N° 979 | Le 1er juillet 2010 | Jacques Trémintin | Critiques de livres (accès libre)
La poursuite de la folie à travers les âges, que nous propose Claude Quétel, remet en cause bien des idées reçues. La maladie mentale a existé à toutes les époques. Il n’y a pas de société sans fous. On en trouve la trace historique, dès l’Antiquité. Le souci récurrent de la soigner a toujours mobilisé tant la médecine que le magique. L’imaginaire humain sut faire appel à une diversité de méthodes, mettant en jeu aussi bien les médicaments que des thérapies par la parole ou d’autres médias. Toutes sortes de concoctions ou purgatifs, aux vertus calmantes ou au contraire toniques, furent utilisées : certaines plantes étant réputées pour soigner la mélancolie, d’autres le délire ou l’hystérie. Mais on sut avoir aussi recours à la diététique, au théâtre, à la musique, aux bienfaits supposés des bains en eau chaude ou froide, sans oublier les visites au temple.
Au Moyen-Âge, les médecins hésitent à s’aventurer sur le terrain des maladies de l’âme, chasse gardée d’une Église sourcilleuse de son terrain de prédilection. On préfère les pèlerinages. Chaque affection a son saint patron.

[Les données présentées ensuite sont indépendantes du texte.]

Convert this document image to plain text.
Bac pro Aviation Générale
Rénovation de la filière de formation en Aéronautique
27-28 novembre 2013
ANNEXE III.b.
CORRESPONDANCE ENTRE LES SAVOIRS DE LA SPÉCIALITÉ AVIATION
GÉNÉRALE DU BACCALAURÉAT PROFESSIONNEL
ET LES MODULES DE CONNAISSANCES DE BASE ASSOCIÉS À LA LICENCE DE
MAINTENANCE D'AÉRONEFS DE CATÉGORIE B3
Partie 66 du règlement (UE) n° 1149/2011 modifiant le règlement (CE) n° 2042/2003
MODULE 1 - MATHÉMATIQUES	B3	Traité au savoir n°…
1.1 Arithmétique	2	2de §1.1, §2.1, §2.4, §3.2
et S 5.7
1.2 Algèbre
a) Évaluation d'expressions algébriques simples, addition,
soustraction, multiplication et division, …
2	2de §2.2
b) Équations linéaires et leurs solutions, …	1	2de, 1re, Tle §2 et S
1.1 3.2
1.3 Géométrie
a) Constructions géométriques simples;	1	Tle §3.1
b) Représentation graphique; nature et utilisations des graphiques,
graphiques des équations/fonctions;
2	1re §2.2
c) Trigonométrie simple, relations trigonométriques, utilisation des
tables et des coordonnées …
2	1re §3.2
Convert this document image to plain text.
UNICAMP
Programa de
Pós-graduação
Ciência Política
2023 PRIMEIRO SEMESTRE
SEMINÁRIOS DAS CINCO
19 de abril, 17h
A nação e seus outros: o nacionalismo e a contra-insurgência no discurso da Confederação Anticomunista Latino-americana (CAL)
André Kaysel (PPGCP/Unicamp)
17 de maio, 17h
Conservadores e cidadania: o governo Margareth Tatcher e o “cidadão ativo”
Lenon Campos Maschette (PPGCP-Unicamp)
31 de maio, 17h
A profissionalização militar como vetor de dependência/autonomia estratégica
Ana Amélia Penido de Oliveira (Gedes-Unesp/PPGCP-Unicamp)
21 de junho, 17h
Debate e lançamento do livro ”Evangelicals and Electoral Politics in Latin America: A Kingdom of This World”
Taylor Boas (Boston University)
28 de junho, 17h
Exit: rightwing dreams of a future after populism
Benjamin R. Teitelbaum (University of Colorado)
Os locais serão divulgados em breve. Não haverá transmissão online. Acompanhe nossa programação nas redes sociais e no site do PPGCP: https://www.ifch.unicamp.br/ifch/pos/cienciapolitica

Et l’on peut assister à ces cortèges d’insensés tantôt hébétés, tantôt agités et furieux, accompagnés, poussés ou entravés sur des civières, tentant d’obtenir l’intercession divine. Il faut croire que ce fut efficace car les fous guéris arrivaient au troisième rang des miraculés, derrière les paralysés et les aveugles. Et puis, il y eut le capharnaüm de toutes ces thérapeutiques plus folles encore que la folie elle-même. Pour réveiller les léthargiques, on a ainsi pensé tenir une truie hurlante, par les pieds, au-dessus de leur tête. Mais on a utilisé aussi l’alitement contraint dans un lit en panier d’osier (seule la tête pouvant sortir), la castration masculine et la clitoridectomie, le costume anti-masturbatoire, le balancement, l’excision d’une partie du cortex, et plus récemment, la camisole de force, la cure de sommeil, les électrochocs, la pyrétothérapie (provoquer la fièvre)…
Mais ce qui traverse les siècles, c’est aussi la nécessité de surveiller les fous, pour protéger leur entourage tout autant que pour les protéger contre eux-mêmes. C’est par précaution que les familles les enferment… jusqu’à ce que la société se charge de le faire : hôpitaux généraux, dépôts de mendicité, hospices se succèdent, qui les mélangent avec les mendiants et les vagabonds. La loi de 1838 impose à chaque département la construction d’un asile spécifique d’aliénés. On en construira 115 qui, longtemps, accueilleront plus de 100 000 patients, au plus fort de l’enfermement. La découverte des neuroleptiques et le mouvement de désaliénation leur permettront d’être soignés à l’extérieur, sans réussir pour beaucoup à guérir d’une maladie vraiment pas comme les autres.